Par arrêté du même jour, notifié à l’intéressé à la même date, le ministre de l’Immigration et de l’Asile, ci-après désigné par « le ministre », déclara irrégulier le séjour de Monsieur … sur le territoire luxembourgeois, lui ordonna de quitter ledit territoire sans délai, tout en lui interdisant l’entrée sur le territoire luxembourgeois pour une durée de cinq ans à partir de sa sortie de l’Espace Schengen.

Par arrêté séparé du même jour, également notifié ce jour-là, le ministre ordonna le placement de Monsieur … au Centre de rétention pour une durée d’un mois à compter de la notification de la décision en question sur base des dispositions de l’article 120 de la loi modifiée du 29 août 2008 sur la libre circulation des personnes et l’immigration, ci-après désignée par « la loi du 29 août 2008 ». Cette décision est motivée comme suit :

1 « (…) Vu les articles 100, 111, 120 à 123 et 125 (1) de la loi modifiée du 29 août 2008 sur la libre circulation des personnes et l'immigration ;

Vu la loi modifiée du 28 mai 2009 concernant le Centre de rétention ;

Vu le rapport no … du 24 juillet 2023 établi par la Police grand-ducale, Région Capitale, Commissariat … ;

Considérant que l'intéressé est démuni de tout document d'identité et de voyage valable ;

Considérant qu'il existe un risque de fuite dans le chef de l'intéressé, alors qu'il ne dispose pas d'une adresse officielle au Grand-Duché de Luxembourg ;

Considérant que l'intéressé a fait usage d'un faux document identité ;

Considérant par conséquent que les mesures moins coercitives telles qu'elles sont prévues par l'article 125, paragraphe (1), points a), b) et c) de la loi modifiée du 29 août 2008 précitée ne sauraient être efficacement appliquées ;

Considérant que les démarches nécessaires en vue de l'identification et de l'éloignement de l'intéressé seront engagées dans les plus brefs délais ;

Considérant que l'exécution de la mesure d'éloignement est subordonnée au résultat de ces démarches ; (…) ».

Par requête déposée au greffe du tribunal administratif le 31 juillet 2023, Monsieur … a fait introduire un recours tendant à la réformation, sinon à l’annulation de l’arrêté ministériel, précité, du 24 juillet 2023.

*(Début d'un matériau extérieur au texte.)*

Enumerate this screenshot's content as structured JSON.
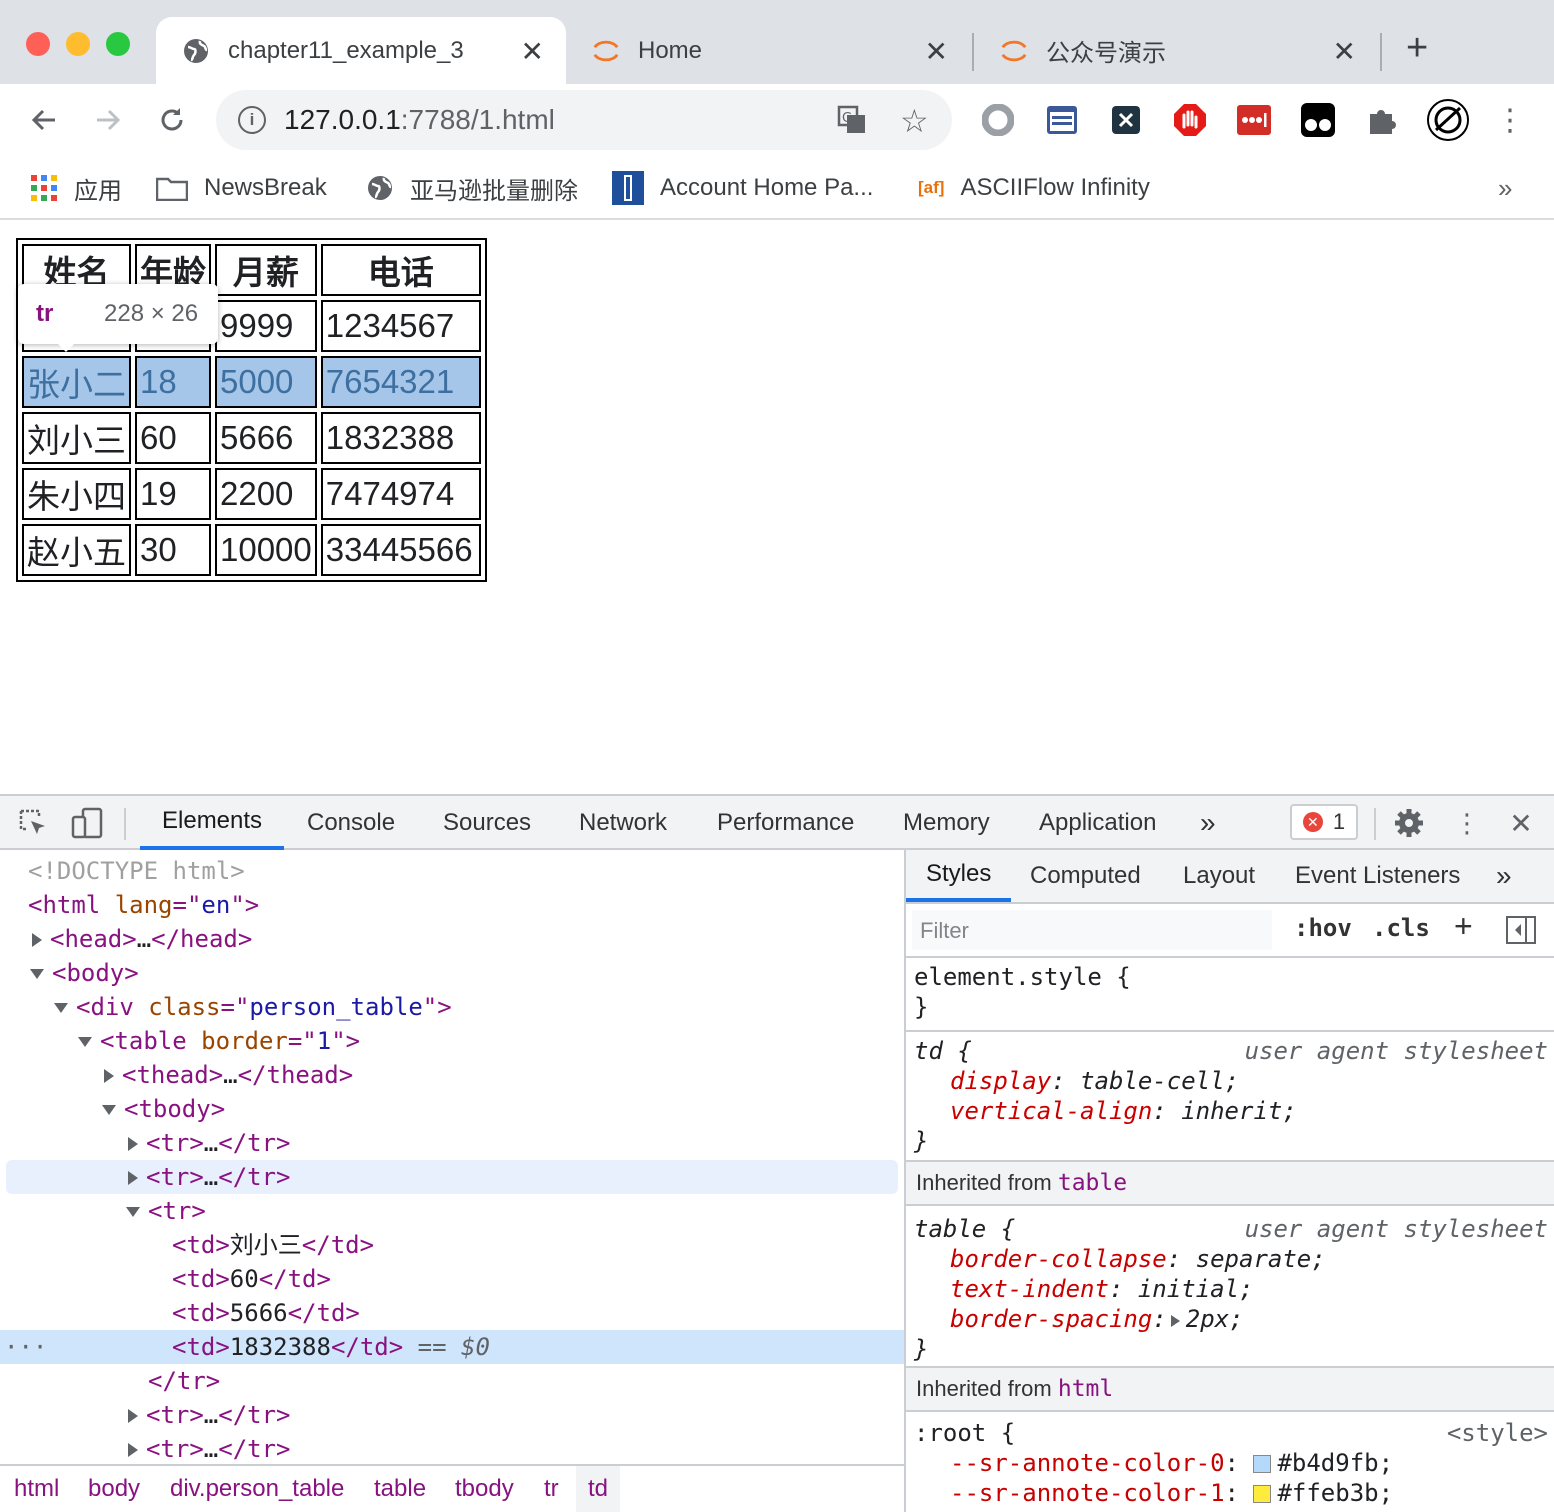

Etant donné que l’article 123, paragraphe (1) de la loi du 29 août 2008 institue un recours de pleine juridiction contre une décision de rétention administrative, le tribunal est compétent pour connaître du recours principal en réformation introduit en l’espèce, lequel est, par ailleurs, recevable pour avoir été introduit dans les formes et délai de la loi.

Il n’y a, dès lors, pas lieu de statuer sur le recours subsidiaire en annulation.

A l’appui de son recours, le demandeur explique être un ressortissant congolais, résidant actuellement en France à F-….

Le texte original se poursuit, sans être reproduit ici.